Los Angeles officials are pressing forward with a new strategy that could thwart plans to turn Westside apartments into condominiums, in an effort to protect renters from eviction.
Tenant activists have complained that the Ellis Act has led to tens of thousands of evictions in Los Angeles. The California law allows people to be ejected from rent-stabilized apartments if the landlord is getting out of the rental business, which can include turning the building into condos.
Now L.A. is trying out a new strategy to prevent such evictions. Under the Municipal Code, the city can refuse to take a key step toward converting a residential building into condos if two conditions are met: that the rental market in the area has seen a “significant” cumulative effect from such building conversions, and the vacancy rate in the area is 5% or less.
Councilman Mike Bonin, who represents much of the Westside, wants the planning department to gather that information for a long list of Westside neighborhoods, including the Pacific Palisades, Westchester, Del Rey, Brentwood, Venice, Mar Vista and Palms. Doing so could thwart building conversions that give rise to Ellis Act evictions.
Bonin cited “an urgent need to protect existing affordable housing and vulnerable tenants throughout the Westside of Los Angeles” in his proposal. He said Tuesday that “we tend to only invoke the parts of the Ellis Act that hurt renters,” but the municipal rules surrounding condo conversions give Los Angeles a “targeted way” to try to protect tenants.
The City Council voted 10-0 without discussion to instruct city planners to work with the Department of Water and Power to evaluate whether the vacancy rate in those neighborhoods was at or under 5%, using U.S. Census Bureau data as a starting point. The planning department is also being told to tally up the number of rental units lost to condo conversions and other building conversions in those areas, consulting with the housing department.
That information could then back up a decision “to cease issuing Ellis Act clearances” in those areas until the vacancy rates have increased, according to the proposal approved Tuesday. Bonin said he believed the city would be able to make those findings.
Tenant activists praised the move and said they hoped other council members would pursue the same step for other parts of Los Angeles, giving renters and activists a new tool to stop Ellis Act evictions.
“The Ellis Act doesn’t give developers the right to do anything they want,” said Bill Przylucki, executive director of the community organizing group People Organized for Westside Renewal. “There are supposed to be limits on their power — and there are supposed to be protections for tenants.
“But the protections for tenants have never been effectively enforced,” Pryzlucki said, referring back to the rules in the Municipal Code surrounding vacancy rates.

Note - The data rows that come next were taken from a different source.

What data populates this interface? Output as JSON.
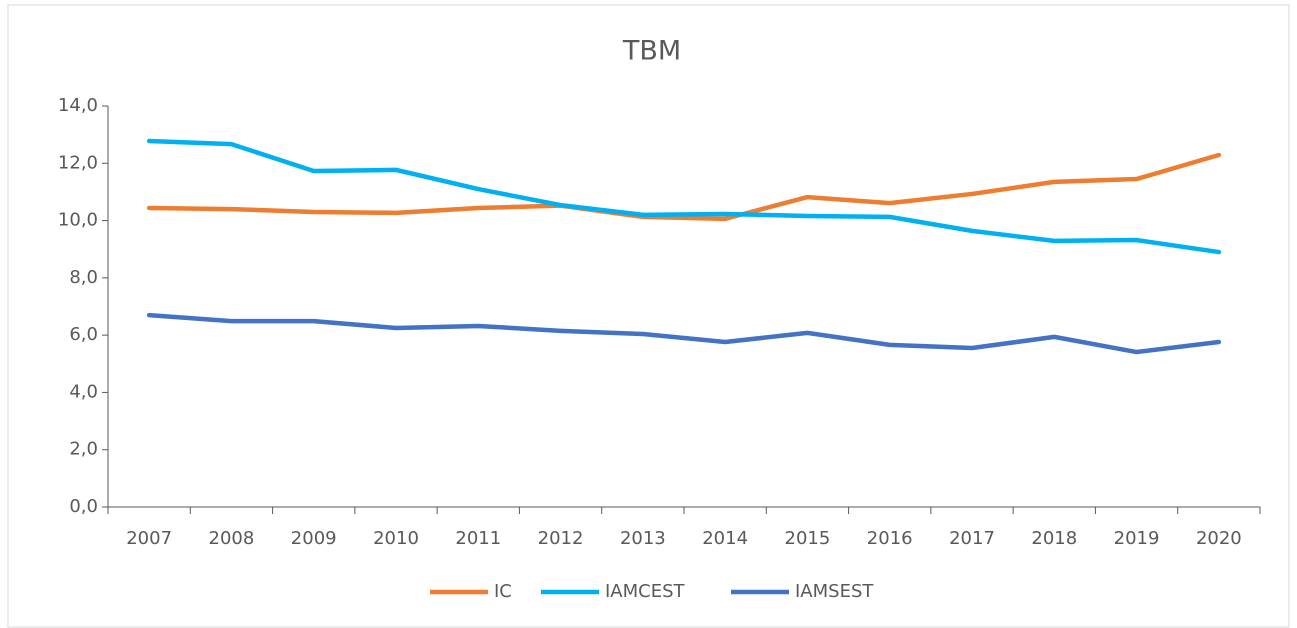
{
  "chart_data": {
    "type": "line",
    "title": "TBM",
    "categories": [
      "2007",
      "2008",
      "2009",
      "2010",
      "2011",
      "2012",
      "2013",
      "2014",
      "2015",
      "2016",
      "2017",
      "2018",
      "2019",
      "2020"
    ],
    "series": [
      {
        "name": "IC",
        "color": "#ed7d31",
        "values": [
          10.44,
          10.4,
          10.3,
          10.27,
          10.44,
          10.52,
          10.13,
          10.06,
          10.82,
          10.61,
          10.93,
          11.35,
          11.45,
          12.29
        ]
      },
      {
        "name": "IAMCEST",
        "color": "#00b0f0",
        "values": [
          12.78,
          12.67,
          11.73,
          11.77,
          11.1,
          10.54,
          10.2,
          10.23,
          10.16,
          10.13,
          9.64,
          9.29,
          9.32,
          8.9
        ]
      },
      {
        "name": "IAMSEST",
        "color": "#4472c4",
        "values": [
          6.7,
          6.49,
          6.49,
          6.25,
          6.32,
          6.15,
          6.04,
          5.76,
          6.08,
          5.66,
          5.55,
          5.94,
          5.41,
          5.76
        ]
      }
    ],
    "ylim": [
      0,
      14
    ],
    "yticks": [
      {
        "value": 0,
        "label": "0,0"
      },
      {
        "value": 2,
        "label": "2,0"
      },
      {
        "value": 4,
        "label": "4,0"
      },
      {
        "value": 6,
        "label": "6,0"
      },
      {
        "value": 8,
        "label": "8,0"
      },
      {
        "value": 10,
        "label": "10,0"
      },
      {
        "value": 12,
        "label": "12,0"
      },
      {
        "value": 14,
        "label": "14,0"
      }
    ],
    "grid": false,
    "legend": "bottom"
  }
}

Landlord groups have argued that the Ellis Act provides important protections for building owners who can’t afford to stay in the rental business. Daniel Yukelson, executive director of the Apartment Assn. of Greater Los Angeles, called the plan backed by Bonin a “terrible idea” and questioned whether the move was legal.
“How can you stop somebody from exiting a money-losing business?” Yukelson asked. “It basically would be a taking of their property.... I wish Mike Bonin would concentrate more on improving the homeless situation in his district than stealing people’s property rights from them.”
Bonin countered that the move would help address homelessness by “preventing renters from being thrown out onto the street.”
Planning officials will bring their report on vacancy rates back to the City Council for another vote before condo conversions can potentially be stopped in Westside neighborhoods, according to city staffers. Bonin spokesman David Graham-Caso said their hope was that the staff analysis would be done and ready for another vote within weeks.